Jäh riss ihn ein Pochen an die schwere Eichentür aus seinen Gedanken. "Herein!" rief er.
Die Tür öffnete sich und Gerbald von Windischgrötz, hochbetagter Ritter auf Hutt und bereits treuer Gefolgsmann des verschiedenen Sigharts von Hartsteen, betrat den Raum. Die vielen Götterläufe waren dem Mann kaum anzusehen, sein Auftreten fest und würdig.
"Hochgeboren verzeihen, aber eben erreichte diese Depesche Hutt. Eine unserer Brieftauben, die an seine Hochwohlgeboren von Hartsteen, Euren Herren Bruder Luidor, auf der Beerdigung Eures Vaters überbracht worden ist, kam vor wenigen Minuten an. Das Schreiben ist an Euch gerichtet." Gerbald übergab dem Baron die kurze Mitteilung.

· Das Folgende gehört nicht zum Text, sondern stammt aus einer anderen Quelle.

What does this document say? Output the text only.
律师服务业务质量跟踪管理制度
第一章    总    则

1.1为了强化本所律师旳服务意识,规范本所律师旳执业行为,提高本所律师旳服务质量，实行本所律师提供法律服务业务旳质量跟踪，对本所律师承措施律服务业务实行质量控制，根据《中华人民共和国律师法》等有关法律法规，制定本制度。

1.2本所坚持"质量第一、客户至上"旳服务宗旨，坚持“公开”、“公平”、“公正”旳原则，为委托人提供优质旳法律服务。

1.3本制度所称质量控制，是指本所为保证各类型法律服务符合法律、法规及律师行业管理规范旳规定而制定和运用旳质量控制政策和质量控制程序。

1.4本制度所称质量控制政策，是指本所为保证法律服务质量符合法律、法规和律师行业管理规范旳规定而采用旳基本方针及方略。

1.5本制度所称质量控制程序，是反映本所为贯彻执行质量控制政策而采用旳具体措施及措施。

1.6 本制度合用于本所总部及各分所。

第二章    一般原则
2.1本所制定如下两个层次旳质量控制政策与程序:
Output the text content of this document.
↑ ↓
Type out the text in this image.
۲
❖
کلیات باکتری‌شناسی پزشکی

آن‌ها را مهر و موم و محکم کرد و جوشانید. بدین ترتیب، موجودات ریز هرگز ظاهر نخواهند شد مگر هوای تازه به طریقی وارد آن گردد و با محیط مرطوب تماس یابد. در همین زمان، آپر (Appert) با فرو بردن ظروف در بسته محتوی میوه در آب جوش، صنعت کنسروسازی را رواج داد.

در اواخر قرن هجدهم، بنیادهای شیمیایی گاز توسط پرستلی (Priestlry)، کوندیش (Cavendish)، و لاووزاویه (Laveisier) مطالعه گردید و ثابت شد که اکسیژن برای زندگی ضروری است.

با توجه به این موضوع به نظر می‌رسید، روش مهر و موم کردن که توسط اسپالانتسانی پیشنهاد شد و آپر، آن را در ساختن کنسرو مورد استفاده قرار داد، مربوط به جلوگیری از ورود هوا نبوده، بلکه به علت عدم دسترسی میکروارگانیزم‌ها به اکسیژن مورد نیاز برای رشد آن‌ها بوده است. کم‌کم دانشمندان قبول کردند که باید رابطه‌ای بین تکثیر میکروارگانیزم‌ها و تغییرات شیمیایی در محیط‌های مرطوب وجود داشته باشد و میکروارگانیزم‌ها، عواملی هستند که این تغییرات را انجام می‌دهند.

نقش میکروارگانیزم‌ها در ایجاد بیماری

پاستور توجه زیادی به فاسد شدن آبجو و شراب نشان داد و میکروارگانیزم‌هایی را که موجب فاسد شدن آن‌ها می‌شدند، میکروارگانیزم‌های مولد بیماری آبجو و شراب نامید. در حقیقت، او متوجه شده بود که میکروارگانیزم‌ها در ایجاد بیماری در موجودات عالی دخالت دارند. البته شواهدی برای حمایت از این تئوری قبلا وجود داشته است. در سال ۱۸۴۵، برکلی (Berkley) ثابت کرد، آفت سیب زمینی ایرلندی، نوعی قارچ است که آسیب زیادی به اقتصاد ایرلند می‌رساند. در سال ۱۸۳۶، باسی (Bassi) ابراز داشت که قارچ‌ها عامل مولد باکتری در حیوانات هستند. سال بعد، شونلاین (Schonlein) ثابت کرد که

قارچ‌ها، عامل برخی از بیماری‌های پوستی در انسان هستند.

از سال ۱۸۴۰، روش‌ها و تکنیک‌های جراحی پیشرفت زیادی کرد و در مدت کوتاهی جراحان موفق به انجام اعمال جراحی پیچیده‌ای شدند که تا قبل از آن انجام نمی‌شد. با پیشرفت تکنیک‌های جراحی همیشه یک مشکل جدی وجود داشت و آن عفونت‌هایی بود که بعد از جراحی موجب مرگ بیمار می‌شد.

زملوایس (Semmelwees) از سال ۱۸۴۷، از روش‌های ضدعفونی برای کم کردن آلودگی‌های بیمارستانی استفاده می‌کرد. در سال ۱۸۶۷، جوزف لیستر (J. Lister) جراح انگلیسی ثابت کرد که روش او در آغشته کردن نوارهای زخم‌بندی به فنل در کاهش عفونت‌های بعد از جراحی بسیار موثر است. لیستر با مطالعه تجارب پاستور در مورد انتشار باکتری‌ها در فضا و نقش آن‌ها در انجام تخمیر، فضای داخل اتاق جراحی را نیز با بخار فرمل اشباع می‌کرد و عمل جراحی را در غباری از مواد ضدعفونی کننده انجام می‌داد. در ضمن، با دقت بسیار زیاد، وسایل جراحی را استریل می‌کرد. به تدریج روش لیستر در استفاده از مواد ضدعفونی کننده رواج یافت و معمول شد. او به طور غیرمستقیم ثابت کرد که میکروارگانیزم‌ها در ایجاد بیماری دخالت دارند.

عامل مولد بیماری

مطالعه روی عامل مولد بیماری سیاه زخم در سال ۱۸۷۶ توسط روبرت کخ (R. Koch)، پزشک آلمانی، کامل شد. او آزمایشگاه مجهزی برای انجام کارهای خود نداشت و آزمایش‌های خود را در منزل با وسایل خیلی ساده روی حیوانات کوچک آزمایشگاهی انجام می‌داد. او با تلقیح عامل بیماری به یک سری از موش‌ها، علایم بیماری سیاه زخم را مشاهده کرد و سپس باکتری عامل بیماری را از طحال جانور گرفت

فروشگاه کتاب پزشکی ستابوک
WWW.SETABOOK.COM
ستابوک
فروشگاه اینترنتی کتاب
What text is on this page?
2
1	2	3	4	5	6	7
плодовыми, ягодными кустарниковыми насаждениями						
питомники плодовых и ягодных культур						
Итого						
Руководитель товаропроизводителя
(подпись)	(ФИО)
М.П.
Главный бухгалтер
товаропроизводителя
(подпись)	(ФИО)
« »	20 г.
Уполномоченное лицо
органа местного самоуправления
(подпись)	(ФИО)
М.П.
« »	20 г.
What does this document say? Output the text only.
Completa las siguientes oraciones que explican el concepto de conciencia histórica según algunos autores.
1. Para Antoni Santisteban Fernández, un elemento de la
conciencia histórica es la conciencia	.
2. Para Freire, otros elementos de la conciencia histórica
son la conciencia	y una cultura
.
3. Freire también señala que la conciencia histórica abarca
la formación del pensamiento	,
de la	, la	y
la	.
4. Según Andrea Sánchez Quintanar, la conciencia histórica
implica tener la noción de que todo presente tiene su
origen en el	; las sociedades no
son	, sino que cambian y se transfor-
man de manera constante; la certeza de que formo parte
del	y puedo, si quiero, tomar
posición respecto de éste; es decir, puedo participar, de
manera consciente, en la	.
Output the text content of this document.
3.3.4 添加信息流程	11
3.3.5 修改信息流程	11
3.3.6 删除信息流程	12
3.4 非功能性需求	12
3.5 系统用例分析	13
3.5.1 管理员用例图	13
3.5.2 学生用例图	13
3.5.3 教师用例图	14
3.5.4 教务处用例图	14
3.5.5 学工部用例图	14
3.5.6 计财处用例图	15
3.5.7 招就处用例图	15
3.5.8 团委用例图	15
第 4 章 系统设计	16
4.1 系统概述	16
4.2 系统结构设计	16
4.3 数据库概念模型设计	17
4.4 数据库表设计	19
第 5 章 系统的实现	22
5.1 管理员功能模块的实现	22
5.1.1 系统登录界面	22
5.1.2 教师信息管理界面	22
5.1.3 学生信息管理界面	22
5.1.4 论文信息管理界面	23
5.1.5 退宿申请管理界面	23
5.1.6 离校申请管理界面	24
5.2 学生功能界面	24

Wichtige Nachricht. Geismar belehnt Anselm von Q-Q mit Hutt. Unbedeutender Sproß. Harmlos aber müssen Vorsicht walten lassen. Vorbereitung auf Belagerung. L.
Ernst schaute Alrik von Hartsteen seinen Gefolgsmann an. "Ihr habt die Nachricht bereits gelesen, also trefft die Vorbereitung. Dem 'Herrn Baron'
soll ein würdiger Empfang bereitet werden. Schützt den Ort und weist die Männer an, sie sollen die Augen offen halten."
Gerbald nickte und verließ den Raum. Es gab einiges zu tun.